The information shows the insurer failed to respond to the complainant’s request for internal review of its decision. Therefore, it is fair that the insurer is required to pay the OC $1000 compensation for non-financial loss.

  1.             Supporting information
  1.      The AFCA process

AFCA’s approach is based on fairness

AFCA has determined this complaint based on what is fair in all the circumstances, having regard to:

  • the legal principles
  • applicable industry codes or guidance
  • good industry practice
  • previous decisions of AFCA or its predecessor schemes (which are not binding).

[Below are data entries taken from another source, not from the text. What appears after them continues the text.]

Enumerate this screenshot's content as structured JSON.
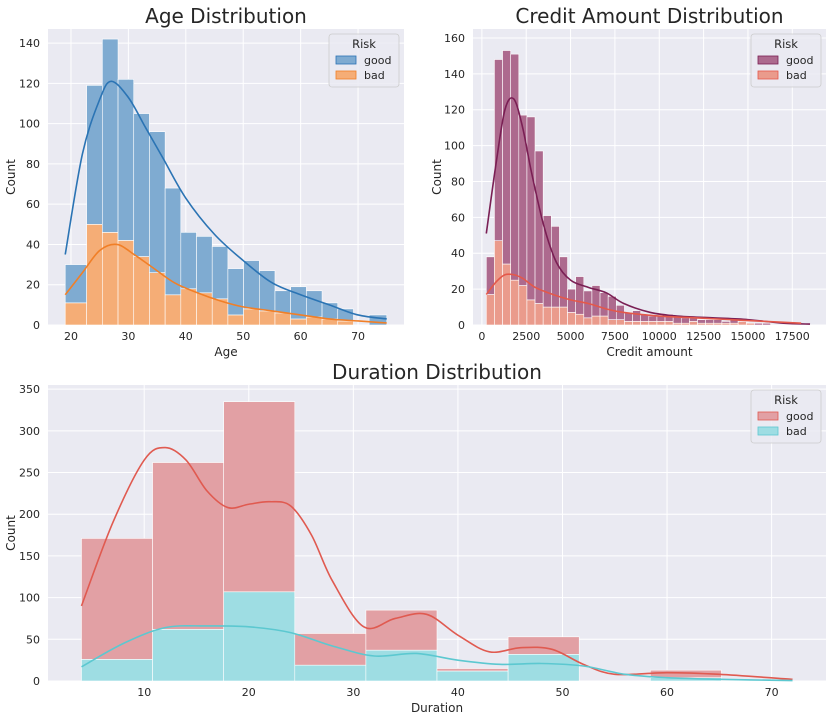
{
  "chart_data": [
    {
      "id": "age",
      "type": "histogram",
      "title": "Age Distribution",
      "xlabel": "Age",
      "ylabel": "Count",
      "xlim": [
        16,
        78
      ],
      "ylim": [
        0,
        147
      ],
      "xticks": [
        20,
        30,
        40,
        50,
        60,
        70
      ],
      "yticks": [
        0,
        20,
        40,
        60,
        80,
        100,
        120,
        140
      ],
      "grid": true,
      "stacked": true,
      "legend": {
        "title": "Risk",
        "placement": "top-right"
      },
      "bin_edges": [
        19,
        22.73,
        25.46,
        28.2,
        30.93,
        33.66,
        36.4,
        39.13,
        41.86,
        44.6,
        47.33,
        50.06,
        52.8,
        55.53,
        58.26,
        61,
        63.73,
        66.46,
        69.2,
        71.93,
        75
      ],
      "series": [
        {
          "name": "good",
          "color": "#4c72b0",
          "fill": "#7fabd1",
          "line": "#2b74b4",
          "values": [
            19,
            69,
            96,
            80,
            71,
            70,
            53,
            28,
            28,
            26,
            23,
            24,
            20,
            11,
            16,
            13,
            8,
            6,
            0,
            5
          ],
          "kde_x": [
            19,
            22,
            25,
            27,
            30,
            33,
            36,
            40,
            45,
            50,
            55,
            60,
            65,
            70,
            75
          ],
          "kde_y": [
            35,
            85,
            112,
            121,
            113,
            98,
            83,
            63,
            45,
            32,
            21,
            15,
            10,
            5,
            3
          ]
        },
        {
          "name": "bad",
          "color": "#dd8452",
          "fill": "#f5ad76",
          "line": "#f17f27",
          "values": [
            11,
            50,
            46,
            42,
            34,
            26,
            15,
            18,
            16,
            13,
            5,
            8,
            7,
            6,
            3,
            4,
            3,
            2,
            0,
            0
          ],
          "kde_x": [
            19,
            22,
            25,
            28,
            31,
            34,
            38,
            42,
            46,
            50,
            55,
            60,
            65,
            70,
            75
          ],
          "kde_y": [
            15,
            26,
            37,
            40,
            35,
            29,
            21,
            16,
            12,
            9,
            7,
            5,
            3,
            2,
            1
          ]
        }
      ]
    },
    {
      "id": "credit",
      "type": "histogram",
      "title": "Credit Amount Distribution",
      "xlabel": "Credit amount",
      "ylabel": "Count",
      "xlim": [
        -500,
        19400
      ],
      "ylim": [
        0,
        165
      ],
      "xticks": [
        0,
        2500,
        5000,
        7500,
        10000,
        12500,
        15000,
        17500
      ],
      "yticks": [
        0,
        20,
        40,
        60,
        80,
        100,
        120,
        140,
        160
      ],
      "grid": true,
      "stacked": true,
      "legend": {
        "title": "Risk",
        "placement": "top-right"
      },
      "bin_start": 250,
      "bin_width": 458,
      "series": [
        {
          "name": "good",
          "color": "#8c3a74",
          "fill": "#ad6a8e",
          "line": "#7a1f54",
          "values": [
            21,
            101,
            119,
            126,
            95,
            102,
            85,
            51,
            45,
            28,
            13,
            21,
            15,
            17,
            13,
            13,
            8,
            5,
            6,
            4,
            3,
            3,
            4,
            4,
            3,
            2,
            2,
            2,
            2,
            1,
            2,
            1,
            0,
            1,
            1,
            0,
            0,
            0,
            0,
            0
          ],
          "kde_x": [
            250,
            800,
            1300,
            1800,
            2300,
            2800,
            3500,
            4200,
            5000,
            6000,
            7000,
            8000,
            9500,
            11000,
            13000,
            15000,
            17000,
            18500
          ],
          "kde_y": [
            51,
            90,
            120,
            126,
            110,
            85,
            55,
            35,
            25,
            21,
            18,
            12,
            7,
            5,
            4,
            3,
            1,
            0.5
          ]
        },
        {
          "name": "bad",
          "color": "#e27c6c",
          "fill": "#ea9b8c",
          "line": "#e4584a",
          "values": [
            17,
            47,
            34,
            25,
            22,
            14,
            12,
            10,
            10,
            10,
            7,
            6,
            4,
            5,
            5,
            3,
            3,
            2,
            2,
            2,
            2,
            2,
            2,
            1,
            1,
            2,
            1,
            1,
            1,
            1,
            1,
            2,
            1,
            0,
            0,
            0,
            0,
            0,
            0,
            0
          ],
          "kde_x": [
            250,
            800,
            1300,
            1800,
            2300,
            3000,
            4000,
            5000,
            6000,
            7000,
            8000,
            10000,
            12000,
            14000,
            16000,
            18000
          ],
          "kde_y": [
            17,
            24,
            28,
            28,
            26,
            21,
            17,
            14,
            12,
            9,
            7,
            5,
            4,
            3,
            2,
            1
          ]
        }
      ]
    },
    {
      "id": "duration",
      "type": "histogram",
      "title": "Duration Distribution",
      "xlabel": "Duration",
      "ylabel": "Count",
      "xlim": [
        0.8,
        75.2
      ],
      "ylim": [
        0,
        355
      ],
      "xticks": [
        10,
        20,
        30,
        40,
        50,
        60,
        70
      ],
      "yticks": [
        0,
        50,
        100,
        150,
        200,
        250,
        300,
        350
      ],
      "grid": true,
      "stacked": true,
      "legend": {
        "title": "Risk",
        "placement": "top-right"
      },
      "bin_edges": [
        4,
        10.8,
        17.6,
        24.4,
        31.2,
        38,
        44.8,
        51.6,
        58.4,
        65.2,
        72
      ],
      "series": [
        {
          "name": "good",
          "color": "#c44e52",
          "fill": "#e2a0a4",
          "line": "#e05a50",
          "values": [
            145,
            200,
            228,
            38,
            48,
            3,
            21,
            0,
            9,
            0
          ],
          "kde_x": [
            4,
            7,
            10,
            12,
            14,
            16,
            18,
            20,
            22,
            24,
            26,
            28,
            31,
            34,
            37,
            40,
            43,
            46,
            49,
            52,
            55,
            60,
            65,
            72
          ],
          "kde_y": [
            90,
            190,
            265,
            280,
            265,
            228,
            208,
            212,
            215,
            210,
            175,
            120,
            65,
            75,
            80,
            55,
            35,
            40,
            38,
            20,
            8,
            10,
            8,
            2
          ]
        },
        {
          "name": "bad",
          "color": "#64b5cd",
          "fill": "#9edde3",
          "line": "#5cc8d0",
          "values": [
            26,
            62,
            107,
            19,
            37,
            12,
            32,
            0,
            4,
            0
          ],
          "kde_x": [
            4,
            8,
            12,
            16,
            20,
            24,
            28,
            32,
            36,
            40,
            44,
            48,
            52,
            56,
            60,
            65,
            72
          ],
          "kde_y": [
            17,
            45,
            64,
            66,
            65,
            58,
            42,
            30,
            33,
            25,
            20,
            21,
            18,
            8,
            4,
            2,
            0.5
          ]
        }
      ]
    }
  ]
}
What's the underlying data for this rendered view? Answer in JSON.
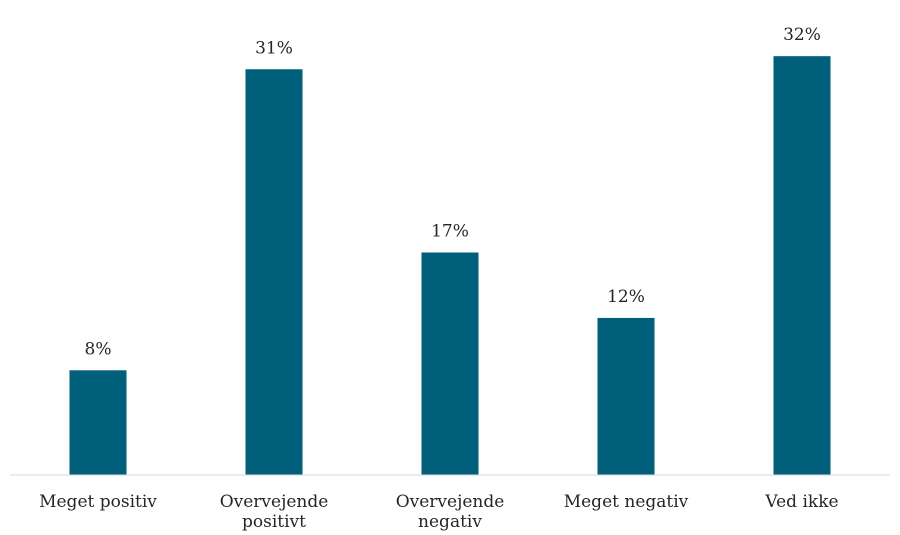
{
  "chart_data": {
    "type": "bar",
    "categories": [
      [
        "Meget positiv"
      ],
      [
        "Overvejende",
        "positivt"
      ],
      [
        "Overvejende",
        "negativ"
      ],
      [
        "Meget negativ"
      ],
      [
        "Ved ikke"
      ]
    ],
    "values": [
      8,
      31,
      17,
      12,
      32
    ],
    "value_labels": [
      "8%",
      "31%",
      "17%",
      "12%",
      "32%"
    ],
    "ylim": [
      0,
      34
    ],
    "grid": false,
    "legend": "none",
    "bar_color": "#005f7a",
    "axis_color": "#d9d9d9"
  }
}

The respective parties have completed a full exchange of the relevant information, and each party has had the opportunity to address any issues raised. We have reviewed and considered all the information the parties have provided.

While the parties have raised a number of issues in their submissions, we have restricted this determination to the issues that are relevant to the outcome.

We assess complaints on available information and circumstances

AFCA is not a court of law. We do not have the power to take or test evidence on oath, or to require third parties to give evidence.

When we assess complaints, we consider:

  • available documents
  • the recollections of the parties
  • all relevant circumstances.

We give more weight to documents created at the time the events occurred. If there are no relevant documents, we will decide what most likely occurred based on the available information.

If there are conflicting recollections and these are evenly weighted, we may find that a claim cannot be established.